“I want to be the first German UFC champion. That really motivates me. This is my fuel, my motivation, to make my fans happy seeing me winning.” - Dennis Siver
Precious few fighters are able to spark a love affair with Germany’s mainstream. Brothers Wladimir and Vitali Klitschko, heavyweight world boxing champions, are virtual royalty in Deutschland (easily able to draw 60,000 fans to a stadium for a prizefight). The slick and elusive Sven Ottke (34-0) and knockout artist Dariusz Michalczewski (48-2), also boasting world championship resumes, were also fan favorites before their retirements.
Dennis Siver? Well, he’s still climbing the ladder of notoriety in the land of Volkswagens and BMWs, where the sport of mixed martial arts is still largely treated as second-class citizenry compared to boxing.
“I have never met the Klitschko brothers, unfortunately. I don’t even think they know who I am!” Siver said, days before his UFC 137 battle with Donald Cerrone.
Decidedly low-key, Siver’s aspirations – if achieved – would define his legacy and perhaps make most of his distracted countrymen suddenly take notice.
“I want to be the first German UFC champion,” the 32-year-old said through an English translator. “That really motivates me. This is my fuel, my motivation, to make my fans happy seeing me winning.”
And win he has. To the surprise of many, the European pioneer has ripped off four straight wins, even becoming the first lightweight fighter in the UFC to knock off George Sotiropolous (7-0 in the UFC before Siver outstruck and upset him via unanimous decision at UFC 127). Fresh off a topsy-turvy, nail biting win over Matt Wiman, Siver (19-7) now faces perhaps the most formidable foe of his pro career in Donald Cerrone. Like Siver, Cerrone (16-3, 1 NC) has been red-hot of late, winning five straight in one-sided fashion. The former bull rider’s most eye-opening victory was a TKO annihilation over highly-regarded contender Charles Oliveira.
“Cerrone is a very dangerous opponent because he is able to fight and attack from every conceivable position,” Siver said of the 6’0” Greg Jackson protégé, who went unbeaten as an amateur kickboxer but has submitted 12 opponents in his pro MMA career. “He doesn't tire and will stay on you relentlessly.

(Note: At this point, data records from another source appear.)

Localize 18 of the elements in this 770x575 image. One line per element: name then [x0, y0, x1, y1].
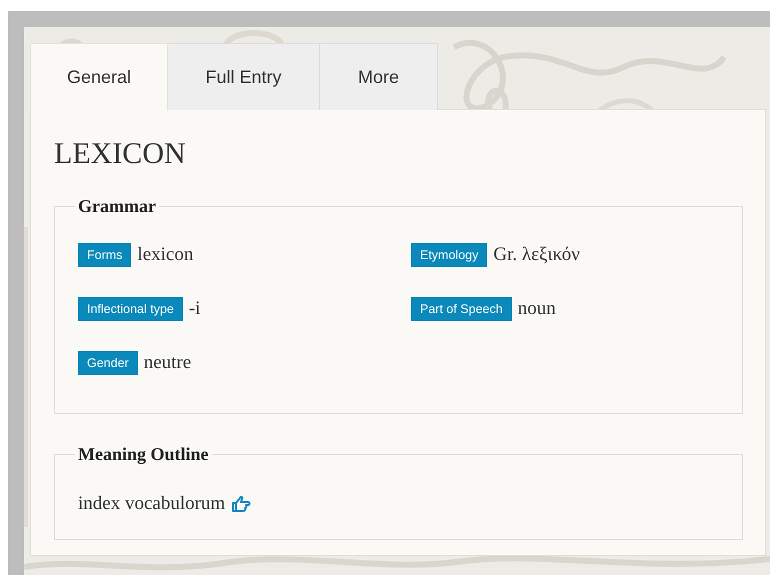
field-label: Inflectional type — [78, 297, 183, 321]
field-value: lexicon — [137, 244, 194, 266]
pointing-hand-icon[interactable] — [231, 495, 252, 513]
section-heading: Meaning Outline — [77, 444, 210, 465]
tab[interactable]: Full Entry — [168, 43, 320, 110]
tab[interactable]: More — [320, 43, 438, 110]
field-label: Forms — [78, 243, 132, 267]
field-value: noun — [518, 298, 556, 320]
field-value: -i — [188, 298, 200, 320]
meaning-text: index vocabulorum — [78, 493, 226, 515]
field-label: Etymology — [411, 243, 488, 267]
tab[interactable]: General — [30, 43, 168, 111]
field-value: Gr. λεξικόν — [493, 244, 580, 266]
field-value: neutre — [144, 352, 192, 374]
field-label: Part of Speech — [411, 297, 512, 321]
entry-title: LEXICON — [54, 136, 187, 172]
field-label: Gender — [78, 351, 138, 375]
section-heading: Grammar — [77, 196, 157, 217]
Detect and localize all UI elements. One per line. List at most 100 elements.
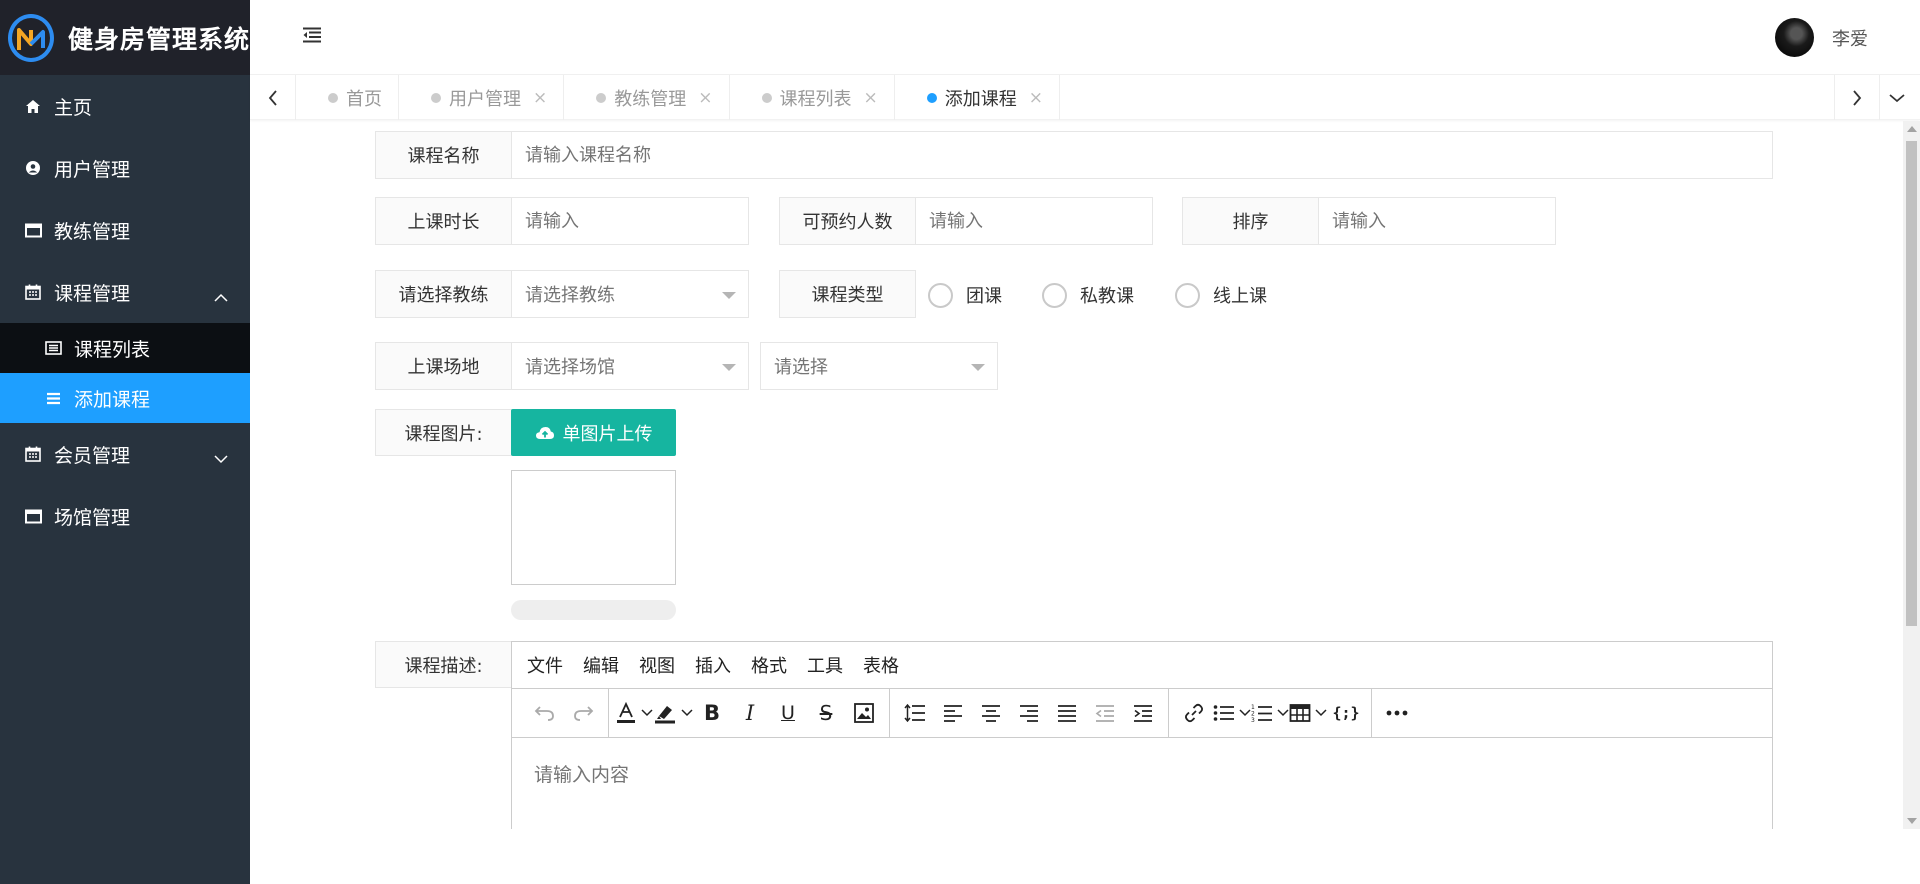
sidebar-item-members[interactable]: 会员管理 [0, 423, 250, 485]
svg-text:3: 3 [1251, 717, 1255, 723]
table-icon[interactable] [1289, 696, 1327, 730]
logo: 健身房管理系统 [0, 0, 250, 75]
more-icon[interactable] [1378, 696, 1416, 730]
course-type-radio-private[interactable]: 私教课 [1042, 282, 1134, 308]
chevron-down-icon [1889, 93, 1905, 102]
tab-user-management[interactable]: 用户管理 × [399, 75, 565, 120]
tab-label: 首页 [346, 88, 382, 110]
venue-sub-select-value: 请选择 [774, 357, 828, 378]
venue-select[interactable]: 请选择场馆 [511, 342, 749, 390]
bullet-list-icon[interactable] [1213, 696, 1251, 730]
tab-dot-icon [926, 92, 937, 103]
image-icon[interactable] [845, 696, 883, 730]
sidebar-item-label: 课程管理 [54, 282, 131, 305]
tab-home[interactable]: 首页 [296, 75, 399, 120]
text-color-icon[interactable] [615, 696, 653, 730]
tab-scroll-left-button[interactable] [250, 75, 296, 120]
tab-dot-icon [596, 92, 607, 103]
bars-icon [44, 389, 62, 407]
redo-icon[interactable] [564, 696, 602, 730]
tab-course-list[interactable]: 课程列表 × [730, 75, 895, 120]
list-alt-icon [44, 339, 62, 357]
menu-tools[interactable]: 工具 [797, 652, 853, 678]
sidebar-item-home[interactable]: 主页 [0, 75, 250, 137]
calendar-icon [24, 445, 42, 463]
radio-circle-icon[interactable] [928, 282, 953, 308]
tab-coach-management[interactable]: 教练管理 × [564, 75, 730, 120]
tab-menu-button[interactable] [1874, 75, 1920, 120]
menu-edit[interactable]: 编辑 [573, 652, 629, 678]
course-type-radio-group[interactable]: 团课 [928, 282, 1002, 308]
align-justify-icon[interactable] [1048, 696, 1086, 730]
numbered-list-icon[interactable]: 123 [1251, 696, 1289, 730]
sidebar-item-course-list[interactable]: 课程列表 [0, 323, 250, 373]
close-icon[interactable]: × [698, 88, 712, 108]
sidebar-item-coaches[interactable]: 教练管理 [0, 199, 250, 261]
image-preview [511, 470, 676, 585]
toolbar-align-group [890, 688, 1169, 738]
duration-input[interactable] [525, 210, 748, 232]
sidebar-item-users[interactable]: 用户管理 [0, 137, 250, 199]
outdent-icon[interactable] [1086, 696, 1124, 730]
capacity-field[interactable] [915, 197, 1153, 245]
strikethrough-icon[interactable]: S [807, 696, 845, 730]
cloud-upload-icon [535, 426, 554, 439]
align-center-icon[interactable] [972, 696, 1010, 730]
toolbar-more-group [1372, 689, 1422, 738]
menu-file[interactable]: 文件 [517, 652, 573, 678]
code-sample-icon[interactable]: {;} [1327, 696, 1365, 730]
editor-menubar: 文件 编辑 视图 插入 格式 工具 表格 [512, 642, 1772, 689]
indent-icon[interactable] [1124, 696, 1162, 730]
scroll-down-icon[interactable] [1907, 818, 1917, 824]
capacity-input[interactable] [929, 210, 1152, 232]
user-name: 李爱 [1832, 28, 1868, 50]
italic-icon[interactable]: I [731, 696, 769, 730]
menu-view[interactable]: 视图 [629, 652, 685, 678]
scroll-up-icon[interactable] [1907, 126, 1917, 132]
link-icon[interactable] [1175, 696, 1213, 730]
chevron-up-icon [214, 285, 228, 307]
content-scrollbar[interactable] [1903, 121, 1920, 829]
toolbar-format-group: B I U S [609, 688, 890, 738]
bold-icon[interactable]: B [693, 696, 731, 730]
caret-down-icon [971, 364, 985, 371]
close-icon[interactable]: × [1029, 88, 1043, 108]
course-type-radio-online[interactable]: 线上课 [1175, 282, 1267, 308]
user-circle-icon [24, 159, 42, 177]
scrollbar-thumb[interactable] [1906, 141, 1917, 626]
underline-icon[interactable]: U [769, 696, 807, 730]
course-name-input[interactable] [525, 144, 1772, 166]
undo-icon[interactable] [526, 696, 564, 730]
line-height-icon[interactable] [896, 696, 934, 730]
user-menu[interactable]: 李爱 [1775, 18, 1868, 57]
radio-circle-icon[interactable] [1042, 282, 1067, 308]
sidebar-item-label: 用户管理 [54, 158, 131, 181]
sidebar-item-courses[interactable]: 课程管理 [0, 261, 250, 323]
menu-insert[interactable]: 插入 [685, 652, 741, 678]
sidebar-item-add-course[interactable]: 添加课程 [0, 373, 250, 423]
close-icon[interactable]: × [533, 88, 547, 108]
duration-field[interactable] [511, 197, 749, 245]
editor-content[interactable]: 请输入内容 [512, 738, 1772, 809]
window-icon [24, 507, 42, 525]
avatar [1775, 18, 1814, 57]
radio-circle-icon[interactable] [1175, 282, 1200, 308]
align-right-icon[interactable] [1010, 696, 1048, 730]
sort-input[interactable] [1332, 210, 1555, 232]
close-icon[interactable]: × [864, 88, 878, 108]
toolbar-insert-group: 123 {;} [1169, 688, 1372, 738]
menu-format[interactable]: 格式 [741, 652, 797, 678]
venue-sub-select[interactable]: 请选择 [760, 342, 998, 390]
highlight-color-icon[interactable] [653, 696, 693, 730]
sidebar-toggle-icon[interactable] [302, 27, 324, 49]
sort-field[interactable] [1318, 197, 1556, 245]
course-name-field[interactable] [511, 131, 1773, 179]
image-upload-button[interactable]: 单图片上传 [511, 409, 676, 456]
menu-table[interactable]: 表格 [853, 652, 909, 678]
description-label: 课程描述: [375, 641, 512, 688]
sidebar-item-venues[interactable]: 场馆管理 [0, 485, 250, 547]
coach-select[interactable]: 请选择教练 [511, 270, 749, 318]
align-left-icon[interactable] [934, 696, 972, 730]
tab-add-course[interactable]: 添加课程 × [895, 75, 1060, 120]
capacity-label: 可预约人数 [779, 197, 916, 245]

This is going to make for an exciting and interesting fight. But when an opponent dismisses me, it only motivates me more. The list of those who haven't taken me seriously is long and littered with rude awakenings.”
Siver’s perception of being slighted might be rooted in Cerrone’s pre-fight sentiments.
“I’m not too worried about him, to be honest,” Cerrone said. “I just figure every guy I go up against is going to be tougher then the last. Dennis comes to fight and I expect exactly that. And he better be at his best.”
While many of the world’s elite fighters train in North America or Brazil, Siver (Russian by birth) prefers to sharpen his skills in his adopted homeland. He very much subscribes to the ‘If it ain’t broke …’ mantra.
“I like training with my long-term training partners,” said the stocky striking specialist, who lives in Mannheim, Germany. “I have never said that training in Germany is more effective. I just like staying with my family and friends in Germany and I’m used to my gym and the people there. I'm a big proponent of never changing a winning team. I may not be training with one of the big camps, but my team, Kiboju, under head trainer Nico Sulenta, has helped me get better with every single fight. I get pushed more from fight to fight and it has helped me become a true mixed martial artist.”
Previously an accomplished pro kickboxer, Siver has added to his arsenal with stingy takedown defense, underrated jiu-jitsu and respectable takedowns. A former master car mechanic who can rebuild an engine from scratch, Siver must now find the fix to turn back the challenge of an opponent who will have a decent height and reach advantage.
“No predictions,” Siver said. “I respect Donald, he’s a great fighter. We both like to bang so I sparred a lot. But of course I did my wrestling and BJJ training as well because you never know where a fight will go. May the best man win on the night.”